Anahalu, who addressed journalists with his secre­tary, Charles Nwoye, also had the chairmen of other units in the union, including Ozoemena Obiora, the public relations officer; Edochie Pe­ter of JOHESU, and Nwobodo Hygenius, the treasurer.

The union leaders said there was preferential treat­ment in the handling of issues that affected the workers’ well-being.

They vowed that they would rather go to prison than return to their duty posts until government paid every kobo owed them.

They insisted that the Fed­eral Government must re­lease funds to pay the arrears of differentials for 2015, 2016, and 2017 promotion allowanc­es to their members.

They complained that pay­ments for April and May 2018 were still withheld, and said that government had to pay up.

Also, the JOHESU of Fed­eral Medical Centre (FMC), Owerri, Imo State, joined the national body on Monday for the seven-day warning strike.

The declaration of the strike by the chairman of JO­HESU, Comrade Clifford Eze­ugwu, at the Multipurpose Hall of the centre at about 11:57a.m was in line with the agitation of the national body.

Declaring the strike, the JOHESU public relations officer, Comrade (Dr.) Solo­mon Nwafuru, who spoke for the chairman, outlined non-payment of shortfall arising from the implemen­tation of COVID-19 special inducement and allowances, non-payment of all withheld salaries of members at the Jos University Teaching Hospital, FMC Owerri, and the Lagos University Teaching Hospital, including April and May 2018 salaries, adjustment of CON­HESS salary structure, and implementation of Alterna­tive Dispute Resolution con­sent judgment as some of the major reasons for the strike.

He said: “JOHESU reiter­ates its commitment to contin­ue to work with the Federal Government, FMC, Owerri, and all stakeholders in its bid to improve the ailing and overstretched health system with necessary reforms in public interest.

“We are not interested in sacking any of us but any JO­HESU member we see work­ing during the specified time of strike will have himself or herself to blame.”

Healthcare workers at the University College Hospital (UCH), Ibadan, on Monday, joined the nationwide strike called by JOHESU.

Many essential places in the hospital, including the pharmacy, the medical re­cords section and two of the main gates into the hospital were locked.

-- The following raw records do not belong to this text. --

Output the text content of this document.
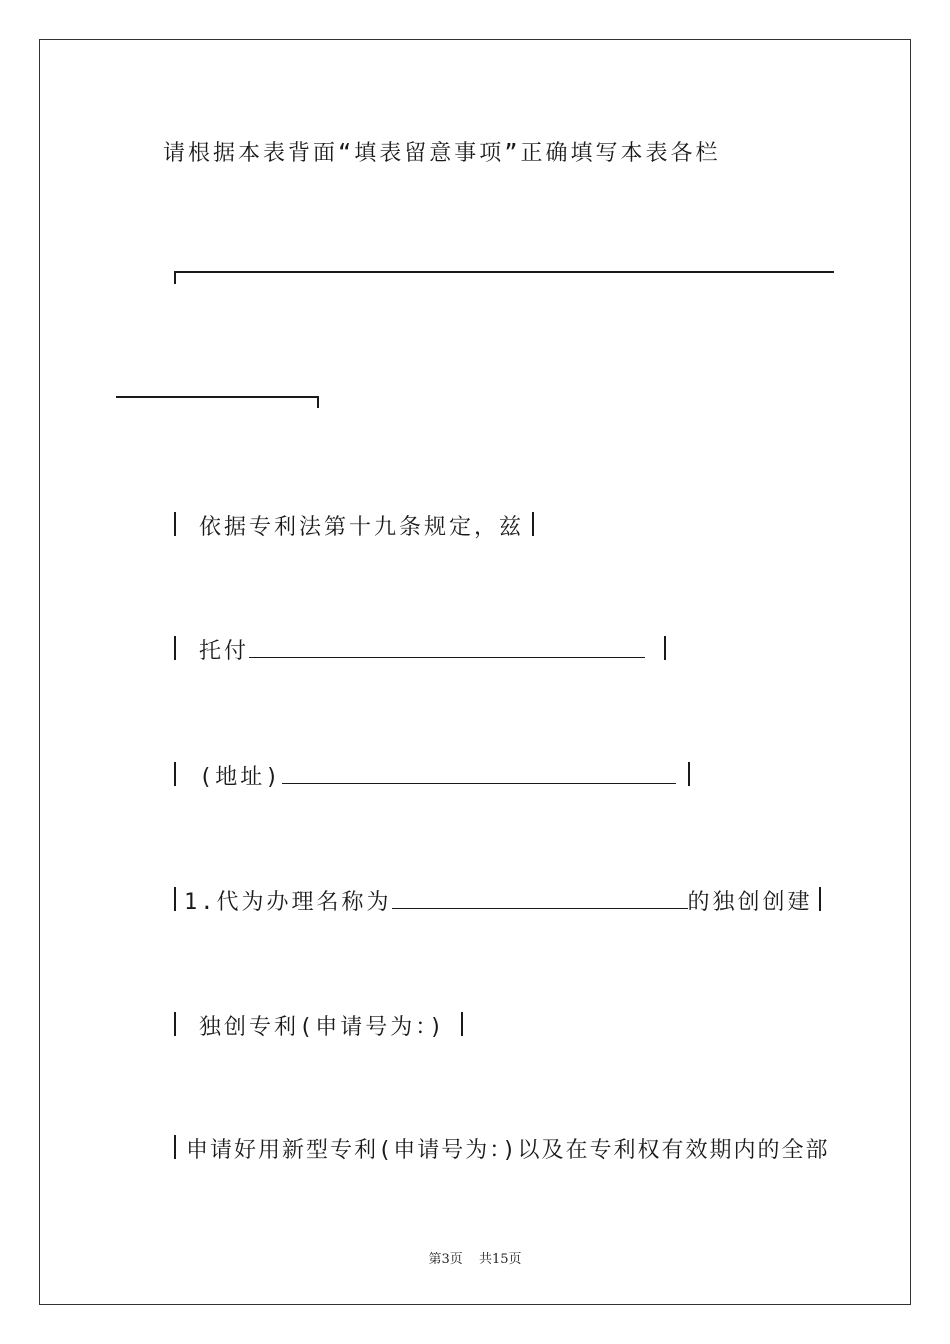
请根据本表背面“填表留意事项”正确填写本表各栏
依据专利法第十九条规定，兹
托付
(地址)
1.代为办理名称为	的独创创建
独创专利(申请号为：)
申请好用新型专利(申请号为：)以及在专利权有效期内的全部
第3页 共15页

The JOHESU Chairman, UCH Chapter, Mr. Adeolu Alli, said the strike became imper­ative after “a long period” — three years of waiting on the Federal Government.

He said that the govern­ment has seemingly taken the patience of the striking workers for granted.

“We are on strike at the mo­ment and our members have gone home.

“The level of compliance is almost 98 percent. The government must meet our demands.”

The story is the same in most health facilities in the country, according to our cor­respondents.

Meanwhile, the Federal Government has appealed to JOHESU to suspend the one-week warning strike na­tionwide.

The Minister of Health, Dr. Osagie Ehanire, made the appeal on Monday during the briefing of the Presi­dential Task Force (PTF) on COVID-19 in Abuja.

“I use this opportunity to appeal to JOHESU to suspend their strike and go into nego­tiation.

“The position of the Min­istry of Health is that strikes by healthcare workers jeop­ardise the lives of citizens, especially at such times of global health emergencies as now.

“Nigeria needs the ser­vice of all our health work­ers to control the spread of COVID-19. Issues around al­lowances are multi-sectoral and have always been served with negotiations no matter how long it took,” he pleaded.

The minister’s plea had come hours after JOHESU President, Dr. Biobelomoye Josiah, asked the Federal Government to attend to its demands with the same seri­ousness it accorded that of the National Association of Resi­dent Doctors (NARD).

NARD downed tools over same issues but called it off days after coming to an agree­ment with Federal Govern­ment representatives.

JOHESU, which is the um­brella body of health workers’ unions and associations in the country, said its demands merited such urgent atten­tion, too.